Investors should use the mutual fund route if they do not have the time to manage their equity portfolio, says B Gopkumar, Executive Vice-President & Head-Broking, Kotak Securities.
What is the advice you would give a first-time investor?
The first investment for any investor should be fixed deposits. Don’t save money for tax-breaks. That is a mistake I made; investing in a traditional plan for saving tax. I discontinued it when I became financially literate.
Early investing pays, though many investors do not do that. Try to avoid leverage too early. Taking mortgage for buying a home is all right. It creates an asset. But taking loans for consumption — consumer durable loans, credit card loans, personal loans and so on — is not advisable. The pattern of saving has now changed. Unlike earlier, investors want to buy real estate first and save later.
What was your best equity investment?
The Tech Mahindra stock. I got a small allotment in the IPO at ₹350. The stock listed at ₹550; that Diwali, it went to ₹1,700. I sold it at ₹1,500.
What is your investment philosophy?
I do not believe in buying and sitting tight. You have got to set a target price and exit once that is reached. My target is simple — inflation plus growth. If your return beats that number, that is enough. If inflation is 8 per cent and GDP growth in 4.5 per cent, I will be satisfied with returns of 12-13 per cent.
So you do not advise long-term investing?
If you go back the last five years, long-term investing has not worked. Take any stock— State Bank of India was at ₹2,200 two years back. We saw it at ₹1,400, today it is at ₹2,600.
Unless you are able to book profits at the right time, long-term investing does not work. This is because every business has its own cycle. You should know when to get in and when to get out.
If you want to invest for the long-term and prefer to buy and hold, use mutual funds. I have exposure to mutual funds that I do not sell. This works because someone else is managing your money for you.
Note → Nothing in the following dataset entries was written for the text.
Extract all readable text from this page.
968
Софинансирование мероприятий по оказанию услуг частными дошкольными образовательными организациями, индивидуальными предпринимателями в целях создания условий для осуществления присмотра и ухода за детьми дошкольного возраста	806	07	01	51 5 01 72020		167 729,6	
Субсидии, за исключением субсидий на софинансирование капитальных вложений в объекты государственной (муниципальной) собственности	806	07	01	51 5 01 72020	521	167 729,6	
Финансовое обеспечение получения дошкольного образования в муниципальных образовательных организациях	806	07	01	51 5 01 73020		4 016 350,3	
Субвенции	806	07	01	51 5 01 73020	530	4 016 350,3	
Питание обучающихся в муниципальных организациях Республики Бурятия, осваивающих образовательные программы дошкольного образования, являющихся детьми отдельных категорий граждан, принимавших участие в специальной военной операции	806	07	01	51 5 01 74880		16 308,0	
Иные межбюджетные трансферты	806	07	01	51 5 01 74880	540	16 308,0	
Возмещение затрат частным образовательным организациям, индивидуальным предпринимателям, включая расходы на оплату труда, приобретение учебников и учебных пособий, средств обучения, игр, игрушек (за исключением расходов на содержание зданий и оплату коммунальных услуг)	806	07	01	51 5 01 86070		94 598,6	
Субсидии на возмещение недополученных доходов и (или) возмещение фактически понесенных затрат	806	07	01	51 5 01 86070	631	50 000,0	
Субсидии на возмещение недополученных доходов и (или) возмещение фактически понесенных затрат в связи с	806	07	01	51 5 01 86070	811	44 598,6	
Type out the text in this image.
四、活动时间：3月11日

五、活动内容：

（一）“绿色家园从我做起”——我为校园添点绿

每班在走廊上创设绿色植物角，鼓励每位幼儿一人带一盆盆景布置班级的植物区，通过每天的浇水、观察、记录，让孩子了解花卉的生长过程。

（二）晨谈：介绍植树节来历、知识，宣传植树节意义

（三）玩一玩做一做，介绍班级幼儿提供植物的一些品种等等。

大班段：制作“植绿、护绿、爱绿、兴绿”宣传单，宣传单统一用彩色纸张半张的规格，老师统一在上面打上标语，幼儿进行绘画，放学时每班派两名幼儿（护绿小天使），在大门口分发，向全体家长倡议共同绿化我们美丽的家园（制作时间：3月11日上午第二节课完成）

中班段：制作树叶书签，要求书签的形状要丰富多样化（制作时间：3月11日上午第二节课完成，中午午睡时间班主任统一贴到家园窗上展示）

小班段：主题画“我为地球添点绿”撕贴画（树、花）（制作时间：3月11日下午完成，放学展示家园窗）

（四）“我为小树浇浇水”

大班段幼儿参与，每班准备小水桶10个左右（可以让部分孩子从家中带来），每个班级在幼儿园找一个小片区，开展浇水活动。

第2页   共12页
If you don’t manage your money, it will not grow.
How is the retail participation in the market now?
Retail investors entered the market between 2006 and 2008. These investors have stayed away over the last few years. People have started re-opening dormant accounts.
The feel-good factor is there. But we have to wait and watch. I do not find a large number returning yet; there is only a marginal 10 to 15 per cent increase in participation.
But the HNIs are coming back. We know that greater allocation has happened to equity from this segment but whether they will take the direct or indirect route is not yet known. These investors were in the debt market over the last five years.
What do you think can be done to bring retail investors back on a sustainable basis?
The most important factor is the revival of the IPO market. There should be a reason for retail investors to open demat accounts. If you see the period between 2006 and 2008, many retail investors entered the market due to the deluge of IPOs.
Next, despite our efforts, unless the environment is conducive, the retail guys will not come back. We have reached a tipping point.
Our belief is that in the next three to four months, the IPOs will start flowing. The positive factor is that there is a large working population below 30 entering the savers market. They are willing to take risks.
Brokerages in India continue to face challenges.
The industry contours have changed. There are the banker-brokers and standalone brokers. We are hybrid; we benefit from both sides.
The industry has problems because there are no capital adequacy norms. Anyone can start a brokerage. If the market volume goes up, brokers should be financially strong enough to manage the increase. Discount brokers will find it difficult to scale up.
Customers are now choosing brokers, not based on broking rates, but on technology, desktop solutions, mobility solutions and so on. Margins will not come down because clients are willing to pay.